Fernando J. Grijalva and I have never met, but I hope we do someday. We’ve shared ideas, disagreed, and exchanged views, entirely online, usually in 140 characters or less. I consider him an intellectual companion, a “co-learner,” to use the word Fernando likes to use. Yesterday we shared an error.
It started when Fernando posted this quotation, attributed to Kant:
“A man of knowledge lives by acting, not by thinking about acting.” I. Kant #PDSA #pragmatism
— Fernando J. Grijalva (@demingSoS) April 5, 2013
I was intrigued, and wondered what word Kant used here for “lives,” since that word (which, along with the nominative form “life,” never fails to intrigue me) seemed to be the crux of the thought. So I went searching, and in my haste I thought I found it in the Critique of Pure Reason.
Instead, it turns out, my quick scan of the Google search results misled me. This morning, when I tried to pick up the trail, my search led me not to the German text of Kant’s Critique, but to Carlos Castaneda’s A Separate Reality. Here is the passage in full. Don Juan is speaking:
‘I told you once that our lot as men is to learn, for good or bad,’ he said. ‘I have learned to see and I tell you that nothing really matters; now it is your turn; perhaps someday you will see and you will know then whether things matter or not. For me nothing matters, but for you perhaps everything will. You should know by now that a man of knowledge lives by acting, not by thinking about acting, nor by thinking about what he will think when he has finished acting. A man of knowledge chooses a path with heart and follows it; and then he looks and rejoices and laughs; and then he sees and knows. He knows that his life will be over altogether too soon; he knows that he, as well as everybody else, is not going anywhere; he knows, because he sees, that nothing is more important than anything else. In other words, a man of knowledge has no honor, no dignity, no family, no name, no country, but only life to be lived, and under these circumstances his only tie to his fellow men is his controlled folly. Thus a man of knowledge endeavors, and sweats, and puffs, and if one looks at him he is just like any ordinary man, except that the folly of his life is under control. Nothing being more important than anything else, a man of knowledge chooses any act, and acts it out as if it matters to him. His controlled folly makes him say that what he does matters and makes him act as if it did, and yet he knows that it doesn’t; so when he fulfills his acts he retreats in peace, and whether his acts were good or bad, or worked or didn’t, is in no way part of his concern.’ (emphasis mine)

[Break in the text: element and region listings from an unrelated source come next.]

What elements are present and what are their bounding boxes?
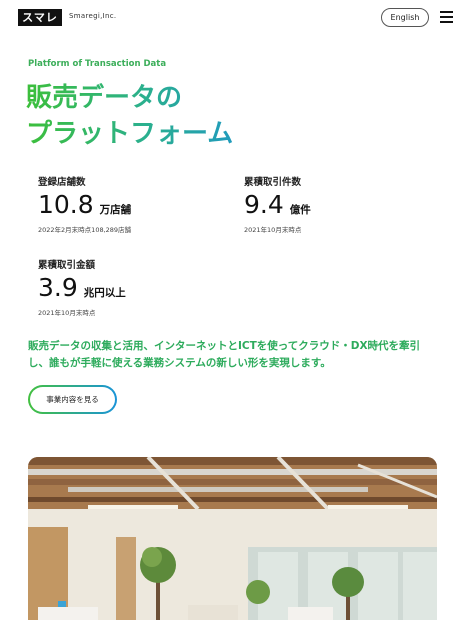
- stat-label: 登録店舗数: [38, 177, 86, 188]
- stat-number: 3.9: [38, 273, 78, 302]
- company-description: 販売データの収集と活用、インターネットとICTを使ってクラウド・DX時代を牽引し…: [28, 340, 421, 369]
- stat-value-row: 9.4 億件: [244, 190, 311, 219]
- stat-note: 2021年10月末時点: [244, 226, 302, 234]
- stat-number: 10.8: [38, 190, 94, 219]
- company-name: Smaregi,Inc.: [69, 12, 117, 20]
- office-photo-illustration: [28, 457, 437, 620]
- hero-title-line-1: 販売データの: [26, 80, 286, 116]
- english-language-button[interactable]: English: [381, 8, 429, 27]
- stat-number: 9.4: [244, 190, 284, 219]
- hero-eyebrow: Platform of Transaction Data: [28, 59, 167, 69]
- stat-label: 累積取引金額: [38, 260, 96, 271]
- site-header: スマレジ Smaregi,Inc. English: [0, 0, 465, 41]
- stat-cumulative-transactions: 累積取引件数 9.4 億件 2021年10月末時点: [244, 174, 311, 234]
- stat-unit: 億件: [289, 204, 311, 216]
- view-business-button[interactable]: 事業内容を見る: [28, 385, 117, 414]
- stat-registered-stores: 登録店舗数 10.8 万店舗 2022年2月末時点108,289店舗: [38, 174, 131, 234]
- stat-value-row: 10.8 万店舗: [38, 190, 131, 219]
- stat-cumulative-amount: 累積取引金額 3.9 兆円以上 2021年10月末時点: [38, 257, 126, 317]
- stat-note: 2022年2月末時点108,289店舗: [38, 226, 132, 234]
- office-photo: [28, 457, 437, 620]
- stat-unit: 万店舗: [99, 204, 132, 216]
- hamburger-icon[interactable]: [440, 11, 453, 23]
- hero-title-line-2: プラットフォーム: [26, 116, 286, 152]
- stat-value-row: 3.9 兆円以上: [38, 273, 126, 302]
- stat-note: 2021年10月末時点: [38, 309, 96, 317]
- smaregi-logo[interactable]: スマレジ: [18, 9, 62, 41]
- stat-label: 累積取引件数: [244, 177, 302, 188]
- stat-unit: 兆円以上: [83, 287, 126, 299]
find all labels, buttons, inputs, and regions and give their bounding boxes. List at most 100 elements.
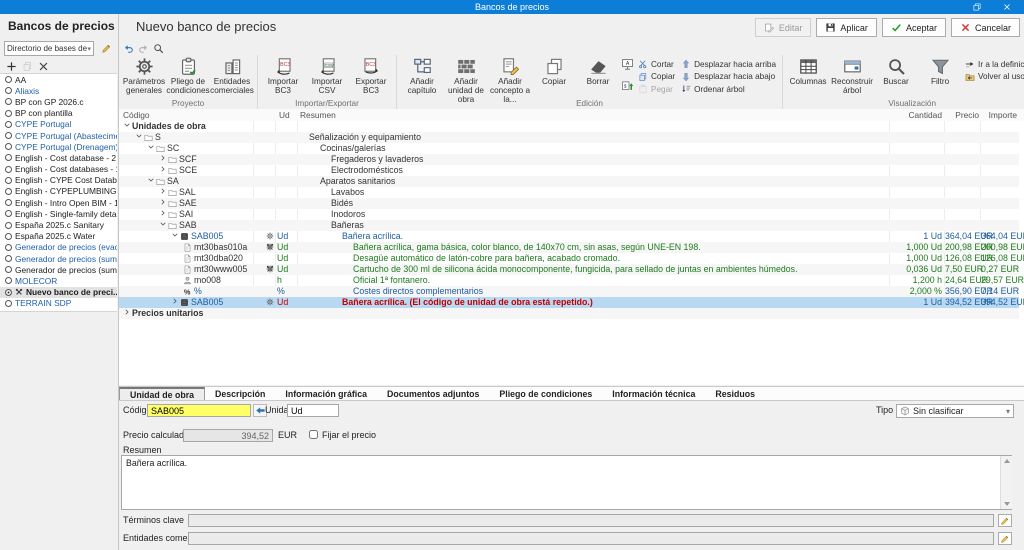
aceptar-button[interactable]: Aceptar <box>882 18 946 37</box>
terminos-clave-field[interactable] <box>188 514 994 527</box>
unidad-field[interactable] <box>287 404 339 417</box>
anadir-capitulo-button[interactable]: Añadir capítulo <box>400 56 444 95</box>
table-row[interactable]: mo008hOficial 1ª fontanero.1,200 h24,64 … <box>119 275 1019 286</box>
radio-icon[interactable] <box>5 143 12 150</box>
copiar-pequeno-button[interactable]: Copiar <box>638 72 675 82</box>
entidades-comerciales-button[interactable]: Entidades comerciales <box>210 56 254 95</box>
codigo-field[interactable] <box>147 404 251 417</box>
sidebar-item[interactable]: Generador de precios (sumi... <box>0 264 117 275</box>
table-row[interactable]: SAIInodoros <box>119 209 1019 220</box>
column-cantidad[interactable]: Cantidad <box>870 110 942 120</box>
edit-directory-button[interactable] <box>99 41 114 56</box>
chevron-down-icon[interactable] <box>171 231 179 239</box>
importar-bc3-button[interactable]: BC3Importar BC3 <box>261 56 305 95</box>
chevron-down-icon[interactable] <box>123 121 131 129</box>
volver-al-uso-button[interactable]: Volver al uso <box>965 72 1024 82</box>
radio-icon[interactable] <box>5 199 12 206</box>
copiar-button[interactable]: Copiar <box>532 56 576 86</box>
restore-icon[interactable] <box>964 0 990 14</box>
sidebar-item[interactable]: BP con GP 2026.c <box>0 96 117 107</box>
radio-icon[interactable] <box>5 110 12 117</box>
sidebar-item[interactable]: Nuevo banco de preci... <box>0 287 117 298</box>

Reading this again after all these years – as a teenager I devoured Castaneda’s books, but as an adult I’ve never gone back to them – I am surprised and impressed by the power of Castenada’s writing; at the same time it’s hard to believe anyone ever mistook this stuff for anthropology.
While I wouldn’t put it past the writer who made Don Juan out of whole cloth to have channeled or lifted something from Kant, here he sounds more like he is channeling some mix of Erasmus and Nietzsche.
Quoted out of context, the line about the man of knowledge sounds like serious philosophy, but turns out to be pseudo-anthropological fantasy (which may, in turn, have something philosophically serious to offer). In context, it’s not quite the lesson in pragmatism Fernando thought it was. So, for now, unless someone can find the sentence in Kant, Castaneda should get all the credit.